Quarta-feira, 1 Maio

Mr. Jones: Agnieszka Holland contra o legado totalitário da omissão

Império do efémero ideológico, a União Soviética (1922-1991), registada nos cliques e nas palavras do jornalista galês Gareth Richard Vaughan Jones (1905-1935), parece um filme de horror, cujas sombras ecoaram pela Berlinale há um ano.

Exibido na disputa pelo Urso de Ouro de 2019, apoiado na força plástica da sua estética clássica de épico, a cinebiografia de Gareth, Mr. Jones, da polaca Agnieszka Holland (de O Jardim Secreto) vem ganhando fãs cheios de ardor conforme passeia por circuitos da Europa.

O seu protagonista, James Norton arranca elogios na pele do repórter idealista que, após ter entrevistado Hitler (antes dos planos de dominação global do Früher) decide embarcar para a URSS atrás de uma conversa exclusiva com Estaline. A dica de que há uma crise de fome em solo ucraniano arrasta Gareth até lá, onde descobre um esquema de corrupção com a benção estalinista por trás da escassez de alimentos que mata milhares de pessoas.

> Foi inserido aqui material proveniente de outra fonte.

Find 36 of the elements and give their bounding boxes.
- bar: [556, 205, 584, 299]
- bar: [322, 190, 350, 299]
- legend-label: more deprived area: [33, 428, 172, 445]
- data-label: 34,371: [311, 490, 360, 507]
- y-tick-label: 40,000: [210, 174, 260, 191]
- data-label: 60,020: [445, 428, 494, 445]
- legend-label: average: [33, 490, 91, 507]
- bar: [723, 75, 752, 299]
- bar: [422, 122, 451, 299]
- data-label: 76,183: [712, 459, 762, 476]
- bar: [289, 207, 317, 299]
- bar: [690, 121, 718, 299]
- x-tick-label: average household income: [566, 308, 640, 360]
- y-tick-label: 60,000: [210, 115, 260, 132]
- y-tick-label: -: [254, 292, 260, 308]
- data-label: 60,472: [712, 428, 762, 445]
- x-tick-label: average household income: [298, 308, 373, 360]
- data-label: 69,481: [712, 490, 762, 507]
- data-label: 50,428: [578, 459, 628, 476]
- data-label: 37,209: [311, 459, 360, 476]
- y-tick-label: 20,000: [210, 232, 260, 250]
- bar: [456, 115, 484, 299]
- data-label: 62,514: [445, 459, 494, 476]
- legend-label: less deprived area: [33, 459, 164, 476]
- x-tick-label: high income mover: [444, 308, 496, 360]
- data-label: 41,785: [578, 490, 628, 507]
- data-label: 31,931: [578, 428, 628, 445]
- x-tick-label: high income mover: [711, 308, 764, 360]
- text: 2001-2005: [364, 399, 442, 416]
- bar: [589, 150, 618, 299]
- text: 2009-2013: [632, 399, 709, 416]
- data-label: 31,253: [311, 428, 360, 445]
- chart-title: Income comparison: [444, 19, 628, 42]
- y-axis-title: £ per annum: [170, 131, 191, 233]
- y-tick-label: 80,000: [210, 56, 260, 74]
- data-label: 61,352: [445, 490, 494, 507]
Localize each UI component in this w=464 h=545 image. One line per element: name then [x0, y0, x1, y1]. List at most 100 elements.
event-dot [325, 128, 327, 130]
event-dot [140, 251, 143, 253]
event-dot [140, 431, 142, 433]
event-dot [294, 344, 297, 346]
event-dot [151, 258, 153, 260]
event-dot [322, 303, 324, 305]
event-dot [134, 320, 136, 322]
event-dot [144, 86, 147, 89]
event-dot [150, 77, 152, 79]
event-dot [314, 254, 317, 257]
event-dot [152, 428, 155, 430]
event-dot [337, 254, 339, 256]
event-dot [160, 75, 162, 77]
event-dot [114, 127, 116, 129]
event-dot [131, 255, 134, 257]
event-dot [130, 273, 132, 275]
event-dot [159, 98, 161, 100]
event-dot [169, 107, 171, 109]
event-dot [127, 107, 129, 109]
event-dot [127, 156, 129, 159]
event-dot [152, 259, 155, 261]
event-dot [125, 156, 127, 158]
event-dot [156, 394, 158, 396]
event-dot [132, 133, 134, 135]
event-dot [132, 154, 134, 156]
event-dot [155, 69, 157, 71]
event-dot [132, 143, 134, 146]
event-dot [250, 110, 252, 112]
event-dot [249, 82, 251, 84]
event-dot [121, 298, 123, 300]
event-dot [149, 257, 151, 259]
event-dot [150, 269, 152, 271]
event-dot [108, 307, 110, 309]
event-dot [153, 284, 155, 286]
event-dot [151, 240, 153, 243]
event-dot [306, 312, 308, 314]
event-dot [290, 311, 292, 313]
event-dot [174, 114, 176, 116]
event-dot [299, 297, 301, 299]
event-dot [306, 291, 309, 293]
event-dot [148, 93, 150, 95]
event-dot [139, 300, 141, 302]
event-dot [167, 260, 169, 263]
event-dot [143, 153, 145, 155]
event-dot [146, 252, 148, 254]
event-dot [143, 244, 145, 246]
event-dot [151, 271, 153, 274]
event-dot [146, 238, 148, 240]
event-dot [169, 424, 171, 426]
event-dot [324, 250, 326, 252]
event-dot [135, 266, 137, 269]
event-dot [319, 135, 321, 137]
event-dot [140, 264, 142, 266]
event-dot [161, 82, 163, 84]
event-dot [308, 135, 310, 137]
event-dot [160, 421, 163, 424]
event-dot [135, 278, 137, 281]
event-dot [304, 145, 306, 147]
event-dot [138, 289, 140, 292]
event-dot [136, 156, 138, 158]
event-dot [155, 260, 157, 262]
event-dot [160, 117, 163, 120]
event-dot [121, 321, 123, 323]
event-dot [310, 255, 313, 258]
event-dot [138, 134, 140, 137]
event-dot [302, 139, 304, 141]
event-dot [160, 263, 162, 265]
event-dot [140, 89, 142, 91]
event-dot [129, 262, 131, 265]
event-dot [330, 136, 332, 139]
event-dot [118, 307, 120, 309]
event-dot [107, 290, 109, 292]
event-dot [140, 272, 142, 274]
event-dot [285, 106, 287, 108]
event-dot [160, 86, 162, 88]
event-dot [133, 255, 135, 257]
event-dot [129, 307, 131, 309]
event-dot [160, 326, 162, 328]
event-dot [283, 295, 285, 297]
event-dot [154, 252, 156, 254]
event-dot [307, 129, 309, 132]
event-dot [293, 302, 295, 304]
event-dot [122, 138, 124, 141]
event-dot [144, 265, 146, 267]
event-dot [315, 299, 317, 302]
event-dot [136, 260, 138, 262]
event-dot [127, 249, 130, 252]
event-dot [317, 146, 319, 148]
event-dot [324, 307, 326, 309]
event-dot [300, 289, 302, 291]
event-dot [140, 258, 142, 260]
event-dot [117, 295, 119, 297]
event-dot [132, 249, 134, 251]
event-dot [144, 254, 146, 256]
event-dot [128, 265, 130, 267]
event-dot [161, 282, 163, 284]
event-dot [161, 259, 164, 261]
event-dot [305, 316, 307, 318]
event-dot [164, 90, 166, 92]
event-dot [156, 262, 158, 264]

Não consigo imaginar um crime institucional pior do que esse, naquela região, no século XX. Hoje, depois de Estaline posar entre os vencedores da 2ª Guerra Mundial, os seus atos são relativizados por uma parte da opinião pública russa, mas ele criou um jardim zoológico humano“, disse a cineasta de 71 anos em entrevista ao C7nema. “Não me peça para ser benevolente com um episódio que usa ideologias como desculpa para violentar a dignidade humana“, acrescenta.


James Norton e Agnieszka Holland em Mr. Jones

Especula-se que Agnieszka regresse à Berlinale, na 70ª edição do evento (agendada de 20 de fevereiro a 1 de março) com Charlatan, um drama sobre os abusos da Guerra Fria. “Existe uma dimensão de impunidade nos governos totalitários do passado, assim como nos de agora, que precisa ser revelada e escancarada. Eu regi-me numa Europa que institucionalizou o silêncio como legado de um sonho. É a hora de falar“, disse a cineasta, que saiu de Berlim, em 2017, com o troféu Alfred Bauer (dado a narrativas capazes de desbravar fronteiras da linguagem audiovisual) por Pokot. “O medo encontra na negligência e na omissão dois parceiros fiéis“.


Peter Sarsgaard em Mr. Jones

Nomeada ao Oscar de melhor argumento, em 1992, por Europa, Europa, Agnieszka foi importada pelos EUA, tendo trabalhado também emFrança. Nessa internacionalização do seu talento e de sua estética, ela rodou filmou filmes de culto como Complot contra a liberdade (1988), com Christopher Lambert, o eterno Highlander; (o polémico) Eclipse total, com Leonardo DiCaprio na pele de Rimbaud; e Corrigindo Beethoven (laureado em San Sebastián, em 2006). Filmou ainda séries de TV, como The Wire, Cold Case, The Killing e, mais recentemente, The First, com Sean Penn.

Passei por múltiplas plataformas a estudar a condição humana e a desmistificar ideia de heróis inquebráveis“, disse a realizadora. “O que me interessa em Gareth Jones é que ele foi um herói à moda clássica, mas com fragilidades reais. Cada passo da sua história, no meu filme, mesmo aqueles que soam improváveis, correspondem a situações reais“.